Никто не ответил, не отозвался. Брянска не было. Не светили прожектора, не пересвистывались паровозы, не суетились, не бегали, как это всегда бывает на крупных станциях, возбужденные пассажиры, да и самим человеческим духом здесь не пахло.
Чтобы хоть как-то прийти в себя, мужчина и женщина стали ориентироваться по сторонам света. Предположив, что ехали они «оттуда», с запада, после недолгой перепалки определили направление, где по логике вещей все же должен был находиться Брянск.
— Не в лесу же нас, в самом деле, высадили!
Хотя лес был рядом и молчаливо опровергал самые разумные доводы.
Посыпал снежок. Мелкий, назойливый, подрядившийся на всю ночь. Страх подобрался к сердцу женщины, затуманил голову.

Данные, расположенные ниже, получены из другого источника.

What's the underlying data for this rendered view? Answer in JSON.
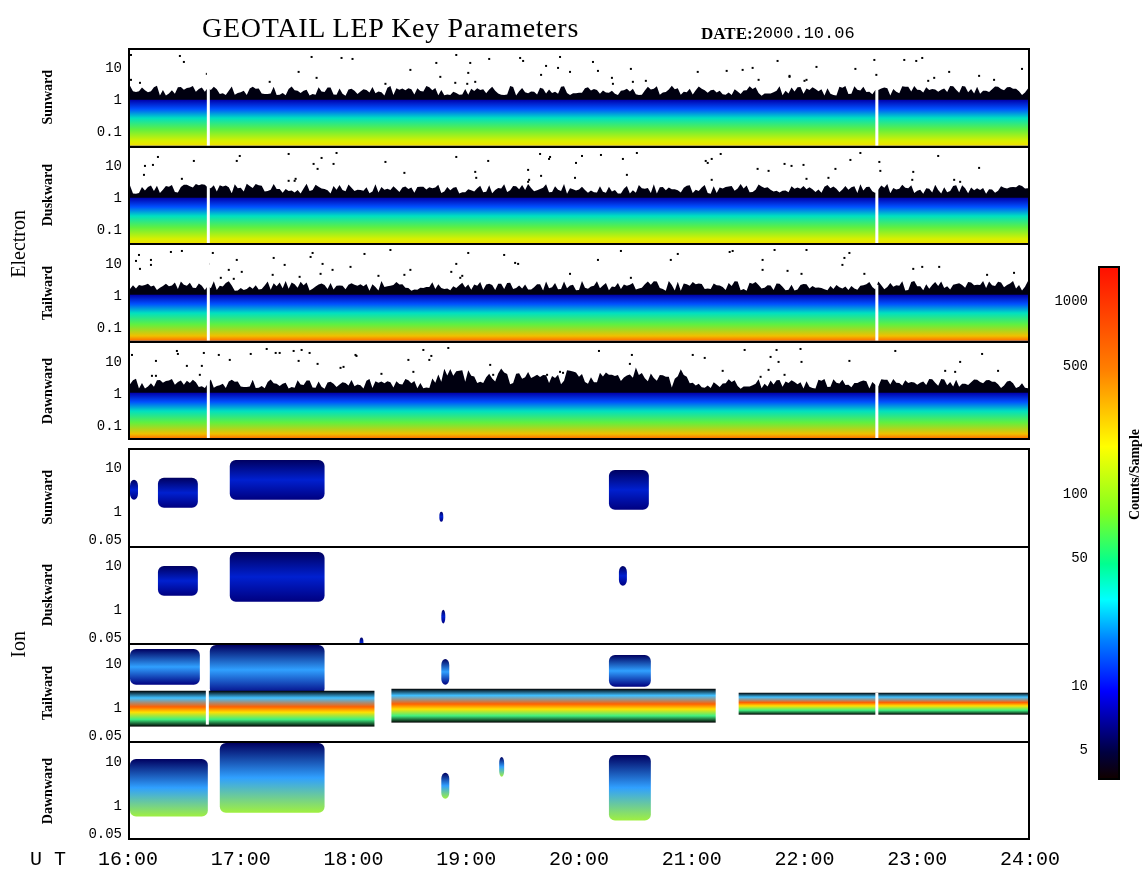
{
  "title": "GEOTAIL LEP Key Parameters",
  "date": {
    "label": "DATE:",
    "value": "2000.10.06"
  },
  "groups": [
    {
      "name": "Electron",
      "kind": "electron",
      "panels": [
        {
          "direction": "Sunward",
          "yticks": [
            "10",
            "1",
            "0.1"
          ]
        },
        {
          "direction": "Duskward",
          "yticks": [
            "10",
            "1",
            "0.1"
          ]
        },
        {
          "direction": "Tailward",
          "yticks": [
            "10",
            "1",
            "0.1"
          ]
        },
        {
          "direction": "Dawnward",
          "yticks": [
            "10",
            "1",
            "0.1"
          ]
        }
      ]
    },
    {
      "name": "Ion",
      "kind": "ion",
      "panels": [
        {
          "direction": "Sunward",
          "yticks": [
            "10",
            "1",
            "0.05"
          ]
        },
        {
          "direction": "Duskward",
          "yticks": [
            "10",
            "1",
            "0.05"
          ]
        },
        {
          "direction": "Tailward",
          "yticks": [
            "10",
            "1",
            "0.05"
          ]
        },
        {
          "direction": "Dawnward",
          "yticks": [
            "10",
            "1",
            "0.05"
          ]
        }
      ]
    }
  ],
  "colorbar": {
    "title": "Counts/Sample",
    "ticks": [
      "1000",
      "500",
      "100",
      "50",
      "10",
      "5"
    ]
  },
  "time_axis": {
    "label": "U T",
    "ticks": [
      "16:00",
      "17:00",
      "18:00",
      "19:00",
      "20:00",
      "21:00",
      "22:00",
      "23:00",
      "24:00"
    ]
  }
}
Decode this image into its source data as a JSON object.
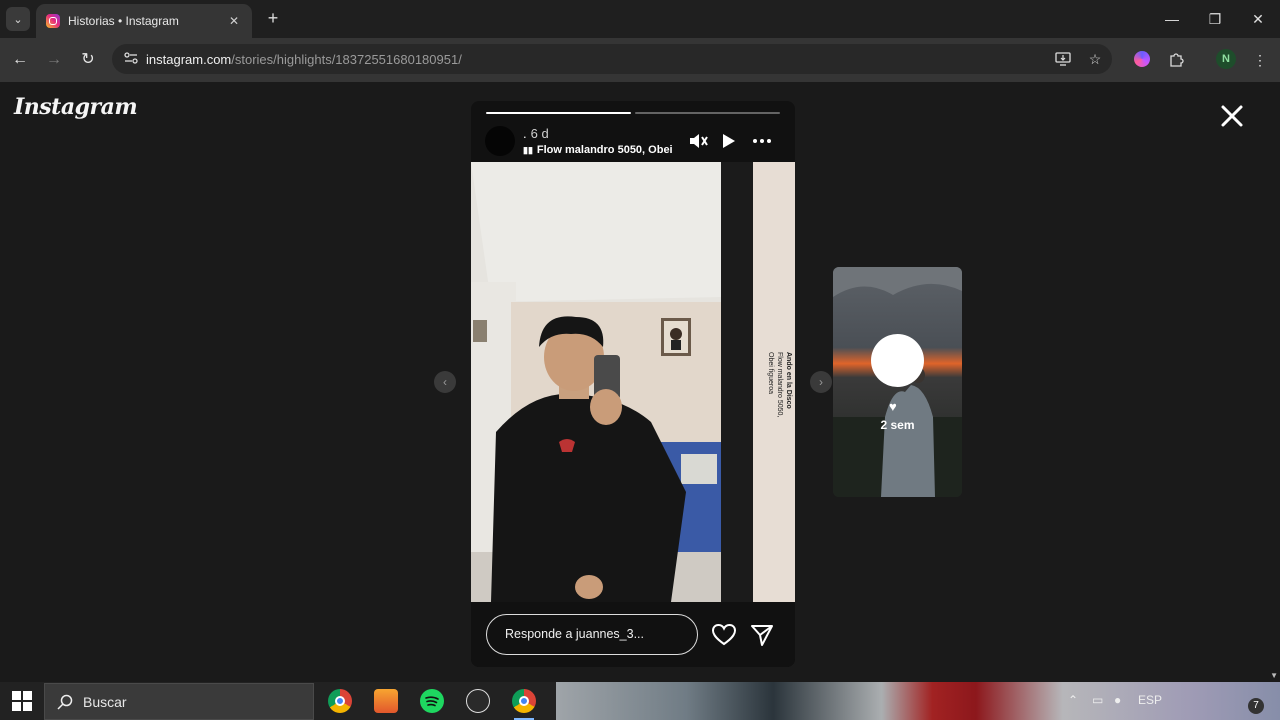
{
  "browser": {
    "tab_title": "Historias • Instagram",
    "tab_close": "✕",
    "new_tab": "+",
    "url_host": "instagram.com",
    "url_path": "/stories/highlights/18372551680180951/",
    "profile_initial": "N",
    "window": {
      "minimize": "—",
      "restore": "❐",
      "close": "✕"
    },
    "nav": {
      "back": "←",
      "forward": "→",
      "reload": "↻"
    }
  },
  "instagram": {
    "logo": "Instagram",
    "story": {
      "username": ".",
      "time": "6 d",
      "music": "Flow malandro 5050, Obei",
      "progress": [
        1.0,
        0.0
      ],
      "caption_lines": [
        "Ando en la Disco",
        "Flow malandro 5050,",
        "Obei figueroa"
      ],
      "reply_placeholder": "Responde a juannes_3..."
    },
    "next_story": {
      "time": "2 sem"
    },
    "nav": {
      "prev": "‹",
      "next": "›"
    }
  },
  "taskbar": {
    "search_label": "Buscar",
    "language": "ESP",
    "notification_count": "7"
  }
}
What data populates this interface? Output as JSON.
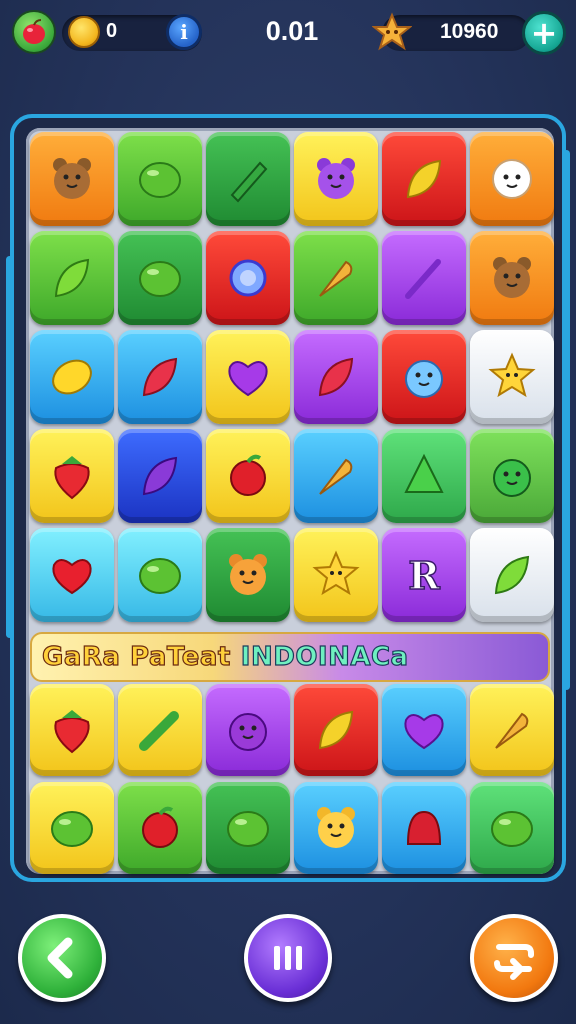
{
  "hud": {
    "coins": "0",
    "info_label": "i",
    "timer": "0.01",
    "score": "10960",
    "plus_label": "+"
  },
  "banner": {
    "text_part1": "GaRa PaTeat",
    "text_part2": "INDOINACa"
  },
  "board": {
    "top_rows": [
      [
        {
          "tile": "orange",
          "piece": "bear-face-icon"
        },
        {
          "tile": "green",
          "piece": "lime-icon"
        },
        {
          "tile": "dgreen",
          "piece": "pencil-icon"
        },
        {
          "tile": "yellow",
          "piece": "purple-bear-icon"
        },
        {
          "tile": "red",
          "piece": "yellow-leaf-icon"
        },
        {
          "tile": "orange",
          "piece": "white-ghost-icon"
        }
      ],
      [
        {
          "tile": "green",
          "piece": "leaf-icon"
        },
        {
          "tile": "dgreen",
          "piece": "lime-icon"
        },
        {
          "tile": "red",
          "piece": "blue-ring-icon"
        },
        {
          "tile": "green",
          "piece": "carrot-icon"
        },
        {
          "tile": "purple",
          "piece": "purple-stick-icon"
        },
        {
          "tile": "orange",
          "piece": "bear-face-icon"
        }
      ],
      [
        {
          "tile": "blue",
          "piece": "lemon-icon"
        },
        {
          "tile": "blue",
          "piece": "red-leaf-icon"
        },
        {
          "tile": "yellow",
          "piece": "purple-heart-icon"
        },
        {
          "tile": "purple",
          "piece": "red-leaf-icon"
        },
        {
          "tile": "red",
          "piece": "blue-cat-icon"
        },
        {
          "tile": "white",
          "piece": "star-icon"
        }
      ],
      [
        {
          "tile": "yellow",
          "piece": "strawberry-icon"
        },
        {
          "tile": "dblue",
          "piece": "purple-leaf-icon"
        },
        {
          "tile": "yellow",
          "piece": "apple-icon"
        },
        {
          "tile": "blue",
          "piece": "carrot-icon"
        },
        {
          "tile": "ltgreen",
          "piece": "green-cone-icon"
        },
        {
          "tile": "lime",
          "piece": "green-frog-icon"
        }
      ],
      [
        {
          "tile": "cyan",
          "piece": "heart-icon"
        },
        {
          "tile": "cyan",
          "piece": "lime-icon"
        },
        {
          "tile": "dgreen",
          "piece": "orange-bear-icon"
        },
        {
          "tile": "yellow",
          "piece": "star-icon"
        },
        {
          "tile": "purple",
          "piece": "letter-r-icon"
        },
        {
          "tile": "white",
          "piece": "leaf-icon"
        }
      ]
    ],
    "bottom_rows": [
      [
        {
          "tile": "yellow",
          "piece": "strawberry-icon"
        },
        {
          "tile": "yellow",
          "piece": "green-bean-icon"
        },
        {
          "tile": "purple",
          "piece": "purple-blob-icon"
        },
        {
          "tile": "red",
          "piece": "yellow-leaf-icon"
        },
        {
          "tile": "blue",
          "piece": "purple-heart-icon"
        },
        {
          "tile": "yellow",
          "piece": "carrot-icon"
        }
      ],
      [
        {
          "tile": "yellow",
          "piece": "lime-icon"
        },
        {
          "tile": "green",
          "piece": "apple-icon"
        },
        {
          "tile": "dgreen",
          "piece": "lime-icon"
        },
        {
          "tile": "blue",
          "piece": "yellow-bear-icon"
        },
        {
          "tile": "blue",
          "piece": "red-bell-icon"
        },
        {
          "tile": "ltgreen",
          "piece": "lime-icon"
        }
      ]
    ],
    "letter_r": "R"
  },
  "controls": {
    "back": "back-arrow-icon",
    "pause": "pause-icon",
    "next": "shuffle-icon"
  }
}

И вот тут, когда очевидной стала безвыходность положения, темноту проткнул и медленно, словно летя по воздуху, стал приближаться к ним огонек. Детский голос радостно возвестил:
— Огонек летит!
А взрослые напряглись в ожидании разъяснения этого огонька. По шлаку захрустели шаги. Светлое пятно подскочило вверх, проявило лицо и руку с фонарем.
— Кто такие? — раздался испуганный голос.
— Свои! — сбрасывая напряжение, отозвался приехавший мужчина и сделал шаг навстречу носителю огня.
Им оказался железнодорожник, стрелочник или обходчик, и вид у него был даже испуганный.
И было от чего! На пустынном разъезде, где и днем-то собаки не встретишь, а разве что голодного серого волка, в самый серединный час ночи, очутились неизвестные люди с чемоданами и ребенком. Присутствие ребенка, впрочем, подействовало успокаивающе на стрелочника или обходчика, или черт его знает, кто он такой был.